Las ráfagas de estrellas moribundas anunciaban la agonía de la pequeña galaxia, que era literalmente engullida por su vecina colosal, no obstante la tenaz resistencia de dos millones de años. Iod observaba desde su cubil la maniobra y pensaba en los millones de planetas que irían a desaparecer en el cataclismo, y en los miles de millones de seres que morirían sin darse cuenta.
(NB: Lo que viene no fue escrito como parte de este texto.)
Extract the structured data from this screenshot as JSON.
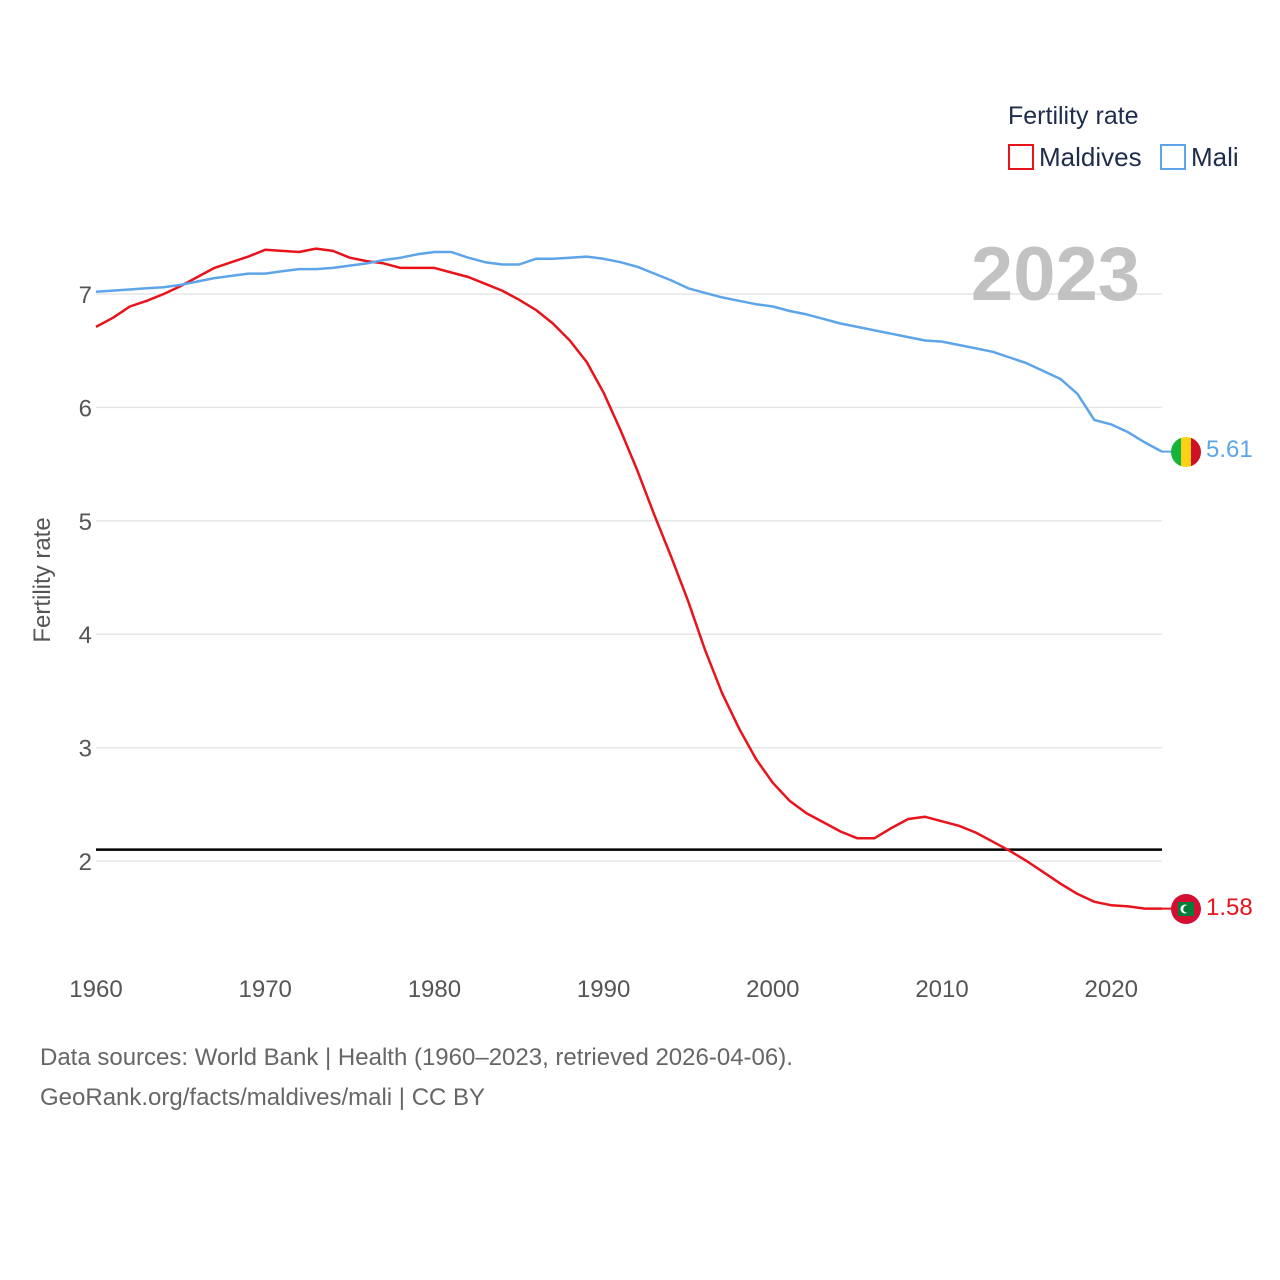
{
  "chart_data": {
    "type": "line",
    "legend_title": "Fertility rate",
    "ylabel": "Fertility rate",
    "xlabel": "",
    "year_label": "2023",
    "xlim": [
      1960,
      2023
    ],
    "ylim": [
      1.0,
      7.7
    ],
    "x_ticks": [
      1960,
      1970,
      1980,
      1990,
      2000,
      2010,
      2020
    ],
    "y_ticks": [
      2,
      3,
      4,
      5,
      6,
      7
    ],
    "reference_line": 2.1,
    "x": [
      1960,
      1961,
      1962,
      1963,
      1964,
      1965,
      1966,
      1967,
      1968,
      1969,
      1970,
      1971,
      1972,
      1973,
      1974,
      1975,
      1976,
      1977,
      1978,
      1979,
      1980,
      1981,
      1982,
      1983,
      1984,
      1985,
      1986,
      1987,
      1988,
      1989,
      1990,
      1991,
      1992,
      1993,
      1994,
      1995,
      1996,
      1997,
      1998,
      1999,
      2000,
      2001,
      2002,
      2003,
      2004,
      2005,
      2006,
      2007,
      2008,
      2009,
      2010,
      2011,
      2012,
      2013,
      2014,
      2015,
      2016,
      2017,
      2018,
      2019,
      2020,
      2021,
      2022,
      2023
    ],
    "series": [
      {
        "name": "Maldives",
        "color": "#e8131b",
        "end_label": "1.58",
        "flag": "maldives-flag",
        "values": [
          6.71,
          6.79,
          6.89,
          6.94,
          7.0,
          7.07,
          7.15,
          7.23,
          7.28,
          7.33,
          7.39,
          7.38,
          7.37,
          7.4,
          7.38,
          7.32,
          7.29,
          7.27,
          7.23,
          7.23,
          7.23,
          7.19,
          7.15,
          7.09,
          7.03,
          6.95,
          6.86,
          6.74,
          6.59,
          6.4,
          6.13,
          5.8,
          5.44,
          5.05,
          4.68,
          4.29,
          3.86,
          3.48,
          3.17,
          2.9,
          2.69,
          2.53,
          2.42,
          2.34,
          2.26,
          2.2,
          2.2,
          2.29,
          2.37,
          2.39,
          2.35,
          2.31,
          2.25,
          2.17,
          2.09,
          2.0,
          1.9,
          1.8,
          1.71,
          1.64,
          1.61,
          1.6,
          1.58,
          1.58
        ]
      },
      {
        "name": "Mali",
        "color": "#5da5e8",
        "end_label": "5.61",
        "flag": "mali-flag",
        "values": [
          7.02,
          7.03,
          7.04,
          7.05,
          7.06,
          7.08,
          7.11,
          7.14,
          7.16,
          7.18,
          7.18,
          7.2,
          7.22,
          7.22,
          7.23,
          7.25,
          7.27,
          7.3,
          7.32,
          7.35,
          7.37,
          7.37,
          7.32,
          7.28,
          7.26,
          7.26,
          7.31,
          7.31,
          7.32,
          7.33,
          7.31,
          7.28,
          7.24,
          7.18,
          7.12,
          7.05,
          7.01,
          6.97,
          6.94,
          6.91,
          6.89,
          6.85,
          6.82,
          6.78,
          6.74,
          6.71,
          6.68,
          6.65,
          6.62,
          6.59,
          6.58,
          6.55,
          6.52,
          6.49,
          6.44,
          6.39,
          6.32,
          6.25,
          6.12,
          5.89,
          5.85,
          5.78,
          5.69,
          5.61
        ]
      }
    ]
  },
  "source": {
    "line1": "Data sources: World Bank | Health (1960–2023, retrieved 2026-04-06).",
    "line2": "GeoRank.org/facts/maldives/mali | CC BY"
  }
}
Iod vivía en al séptimo cielo y para él las galaxias eran objetos diminutos que le entretenían sus observaciones. Vivía solo desde tiempos inmemoriales, sin padres ni hermanos ni esposa ni amigos. Y así había sido siempre. Ignoraba sus orígenes, sólo sabía que era Él, el Único y el depositario de la Fuerza, puesto allí para cumplir una misión que le sería revelada a su debido tiempo.
Miró —un millón de años después— cómo el último de los anillos de la galaxia pequeña se perdía en un desfiladero de materia oscura y generaba un estallido multicolor que semejaba el brillo del nacimiento del universo, por los tiempos del primer círculo. Percibió el llanto de los elementos disparados hacia la eternidad. Y alcanzó a sentir el dolor de una especie que había logrado acercarse a su pensamiento y que perecía devorada por el fuego.
Iod centró su mirador hacia ese sector del cielo y logró ver las ilusiones de sus pequeños seres diseminadas por el espacio que se llenaba de cenizas y escombros. Pensó que eran buenas y decidió salvarlas.
—¡Vengan! —le dijo a las pequeñas espirales que flotaban en el espacio que se abría.
Las cadenetas del mensaje se movieron hacia Él y Iod las envió con su fuerza hacia otro lugar del cosmos, y las sembró en las aguas de un planeta azul, para perpetuar las ilusiones de la especie devorada.
—¡Que la vida, sea! —dijo en el instante de la siembra.
Y la vida fue, una vez más, y el planeta se llenó de plantas y de mares y con el correr del tiempo, de seres inteligentes que pensaron en Iod, pero de un modo diferente.